こんなふうに庭の片隅で行われているささやかな相撲にいち早く気付いたのは侍童の貴鬼だった。 鑓水 ( やりみず ) に草の葉を流して遊んでいたのをやめると、
「カミュ様、カミュ様!ミロ法師がかぶと虫と相撲をとっていますよ!」
と広縁に駆け付けて注進した。
「まあ!それは楽しそう!」
貴鬼がさっそく沓脱ぎ石に用意した履物を履いたカミュ姫はミロ法師を応援しようとやってきた。 見ると小さな土俵で熱のこもった熱戦が繰り広げられている最中だ。
「ミロ法師!負けてはなりませぬ!もっと小宇宙を燃やすのです!」
日頃は物静かな姫君が相撲に夢中になって声援を送るのでミロ法師もいっそうの気合いが入り、ついにかぶと虫の角をつかむとえいやっとばかりに投げ飛ばす。 小さな土煙があがり、勝ったミロ法師がどうだとばかりに肩をそびやかすのも姫にはたまらなく誇らしいのだ。
「まあ!よくぞ なさいました!かぶと虫といえば虫の王者。それに勝つとはほんにめでとうございます。」
褒められたのは嬉しいがミロ法師はこれではまだまだ不服である。
「もっと強い敵と闘って勝たなければ一人前の男とは言えぬ。小さい我が身が口惜しい。」
「まあミロ法師……」
いくらミロ法師が願っても、どんなに姫が祈っても、小さく生まれた身体が大きくなるものではない。 この屋敷に来てからというものは、姫のたっての願いで父の大臣に侍の身分に取り立てられ、姫の警護と言えば聞こえはよいが実質の遊び相手となっているのが現状で、それもみんな身体の小さいことが原因であるかと思うとミロ法師は悔しくてならぬ。本人が抱いている望みとは裏腹に、世間では一人前の侍とみなされないだろうことも残念である。

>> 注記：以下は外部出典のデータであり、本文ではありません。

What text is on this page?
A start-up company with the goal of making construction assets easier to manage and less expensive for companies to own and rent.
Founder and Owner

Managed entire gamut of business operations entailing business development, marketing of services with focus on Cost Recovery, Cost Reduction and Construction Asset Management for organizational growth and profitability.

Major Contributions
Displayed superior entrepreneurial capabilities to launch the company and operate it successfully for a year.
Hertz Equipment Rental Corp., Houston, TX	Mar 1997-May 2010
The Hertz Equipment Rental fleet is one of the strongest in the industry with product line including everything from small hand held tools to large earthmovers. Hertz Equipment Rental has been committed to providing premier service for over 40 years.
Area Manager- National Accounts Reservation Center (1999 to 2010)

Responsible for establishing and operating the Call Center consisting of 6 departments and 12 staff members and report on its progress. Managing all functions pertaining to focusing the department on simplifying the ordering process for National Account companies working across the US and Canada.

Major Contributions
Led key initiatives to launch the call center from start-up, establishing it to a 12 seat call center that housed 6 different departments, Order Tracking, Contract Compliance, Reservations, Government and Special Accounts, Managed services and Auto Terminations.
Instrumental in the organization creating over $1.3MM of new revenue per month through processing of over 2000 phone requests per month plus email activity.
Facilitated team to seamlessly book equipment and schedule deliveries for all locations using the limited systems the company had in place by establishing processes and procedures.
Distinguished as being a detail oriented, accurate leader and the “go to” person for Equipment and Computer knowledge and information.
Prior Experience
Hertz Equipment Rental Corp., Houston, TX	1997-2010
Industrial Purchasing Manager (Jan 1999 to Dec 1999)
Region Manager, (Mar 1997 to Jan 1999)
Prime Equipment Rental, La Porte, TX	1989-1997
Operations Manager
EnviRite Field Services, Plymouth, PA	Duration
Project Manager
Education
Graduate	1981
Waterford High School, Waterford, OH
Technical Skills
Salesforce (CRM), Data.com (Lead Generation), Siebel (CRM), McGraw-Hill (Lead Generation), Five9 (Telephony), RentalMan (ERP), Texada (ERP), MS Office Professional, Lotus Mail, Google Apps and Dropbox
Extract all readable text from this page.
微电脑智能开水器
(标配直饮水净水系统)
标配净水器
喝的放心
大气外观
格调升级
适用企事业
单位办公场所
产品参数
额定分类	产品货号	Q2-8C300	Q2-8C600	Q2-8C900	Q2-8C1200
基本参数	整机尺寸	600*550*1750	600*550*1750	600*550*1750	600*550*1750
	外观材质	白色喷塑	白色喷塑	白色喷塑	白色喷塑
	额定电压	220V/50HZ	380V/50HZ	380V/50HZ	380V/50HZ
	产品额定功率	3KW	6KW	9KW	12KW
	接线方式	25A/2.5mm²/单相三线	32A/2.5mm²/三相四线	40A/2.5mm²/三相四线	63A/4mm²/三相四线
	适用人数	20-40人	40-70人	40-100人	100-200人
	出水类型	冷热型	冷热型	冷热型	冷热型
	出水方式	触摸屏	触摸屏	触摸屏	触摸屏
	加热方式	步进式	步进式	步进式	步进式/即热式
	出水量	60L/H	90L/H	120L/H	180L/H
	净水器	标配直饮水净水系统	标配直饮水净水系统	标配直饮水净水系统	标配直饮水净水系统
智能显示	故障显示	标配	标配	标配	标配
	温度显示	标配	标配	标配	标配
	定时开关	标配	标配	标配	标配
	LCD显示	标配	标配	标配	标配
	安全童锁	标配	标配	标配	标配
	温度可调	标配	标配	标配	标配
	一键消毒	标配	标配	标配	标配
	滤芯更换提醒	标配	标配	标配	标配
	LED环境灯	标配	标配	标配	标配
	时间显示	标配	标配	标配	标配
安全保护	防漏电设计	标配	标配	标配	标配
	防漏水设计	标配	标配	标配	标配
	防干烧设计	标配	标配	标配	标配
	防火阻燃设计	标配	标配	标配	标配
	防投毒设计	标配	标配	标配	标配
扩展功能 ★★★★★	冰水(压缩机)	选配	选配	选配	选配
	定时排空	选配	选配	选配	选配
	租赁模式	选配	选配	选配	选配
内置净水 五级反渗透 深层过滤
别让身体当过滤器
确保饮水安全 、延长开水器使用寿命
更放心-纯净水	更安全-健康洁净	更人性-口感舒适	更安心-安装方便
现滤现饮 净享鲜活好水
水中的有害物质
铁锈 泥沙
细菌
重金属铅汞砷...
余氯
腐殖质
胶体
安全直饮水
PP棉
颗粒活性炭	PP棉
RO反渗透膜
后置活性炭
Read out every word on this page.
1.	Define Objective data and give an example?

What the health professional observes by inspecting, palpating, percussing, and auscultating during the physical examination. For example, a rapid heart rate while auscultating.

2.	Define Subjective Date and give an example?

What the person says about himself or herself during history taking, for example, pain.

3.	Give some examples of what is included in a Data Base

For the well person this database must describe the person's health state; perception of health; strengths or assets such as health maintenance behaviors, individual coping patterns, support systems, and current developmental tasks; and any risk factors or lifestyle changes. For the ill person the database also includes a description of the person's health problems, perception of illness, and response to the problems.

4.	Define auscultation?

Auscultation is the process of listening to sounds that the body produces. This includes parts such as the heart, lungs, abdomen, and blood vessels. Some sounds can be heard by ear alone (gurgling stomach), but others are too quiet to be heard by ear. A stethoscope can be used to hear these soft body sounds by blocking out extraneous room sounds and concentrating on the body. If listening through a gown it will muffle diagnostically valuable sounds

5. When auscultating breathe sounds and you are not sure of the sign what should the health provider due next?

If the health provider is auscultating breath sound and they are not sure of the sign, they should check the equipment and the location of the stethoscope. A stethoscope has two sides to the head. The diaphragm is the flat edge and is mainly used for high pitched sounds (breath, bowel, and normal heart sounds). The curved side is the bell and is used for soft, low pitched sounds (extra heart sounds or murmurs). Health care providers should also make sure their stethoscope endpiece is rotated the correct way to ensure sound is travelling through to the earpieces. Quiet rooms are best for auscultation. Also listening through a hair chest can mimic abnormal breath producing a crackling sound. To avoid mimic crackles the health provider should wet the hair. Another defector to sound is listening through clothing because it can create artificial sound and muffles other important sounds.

「ご飯をたくさん食べればきっと大きくなれることでしょう。焦らずその日を待ちましょう。もう昼餉の用意が出来ているはず。わたくしと一緒にいただきましょう。」
姫は明るくそう言って、投げ飛ばされたかぶと虫が梢の高いところに逃げ帰っていったのを見届けてから、ミロ法師を懐に抱いて屋敷に戻って行く。
「姫、お先に昼餉を御召し上がりになってください。俺は水で身を清めて参りますので。」
姫の掌からぴょんと飛び降りたミロ法師は、縁先にある手水鉢の縁に立つと袂から一寸にも足らぬ長さの小さな手拭いを取り出して水にひたし、さも気持ち良さそうに顔や首元を拭き出した。 笑ってはならぬとは思うのだが、姫が笑いを抑えることは難しい。せわしなく身体を動かす姿はとてもかわいらしく見えるのである。
「とても身嗜みを気にされるのですね。」
あまりの可愛さに笑い出したい衝動を抑えながら声をかけると、ミロ法師は手拭いを絞りながら当然のように頷いた。
「汗をかいた身体で姫と食事をしてはご無礼ですからね。といって香を焚きこめることもできないし。」
「それならばミロ法師の着物もわたくしの着物と一緒に伏籠 ( ふせご ) にかぶせて香の匂いを焚き込めさせましょう。なんといい考えでしょう!」
「えっ、あのそんな贅沢は…!」
香木というものはたいそう高価で、ほんの小指の先ほどの大きさでも庶民の一家が二、三年は暮らせるほどの品というのはミロ法師も知っている。けれども、それを聞きつけた女房達がさっそく次の間に伏籠を用意して香を焚く用意を始めているではないか。
「カミュ姫様、白檀にしましょうか、それとも伽羅か沈香に?」
「そうねぇ、伽羅にいたしましょう。」
いそいそと用意をする女たちにはミロ法師の遠慮などなんの役にも立たないのだった。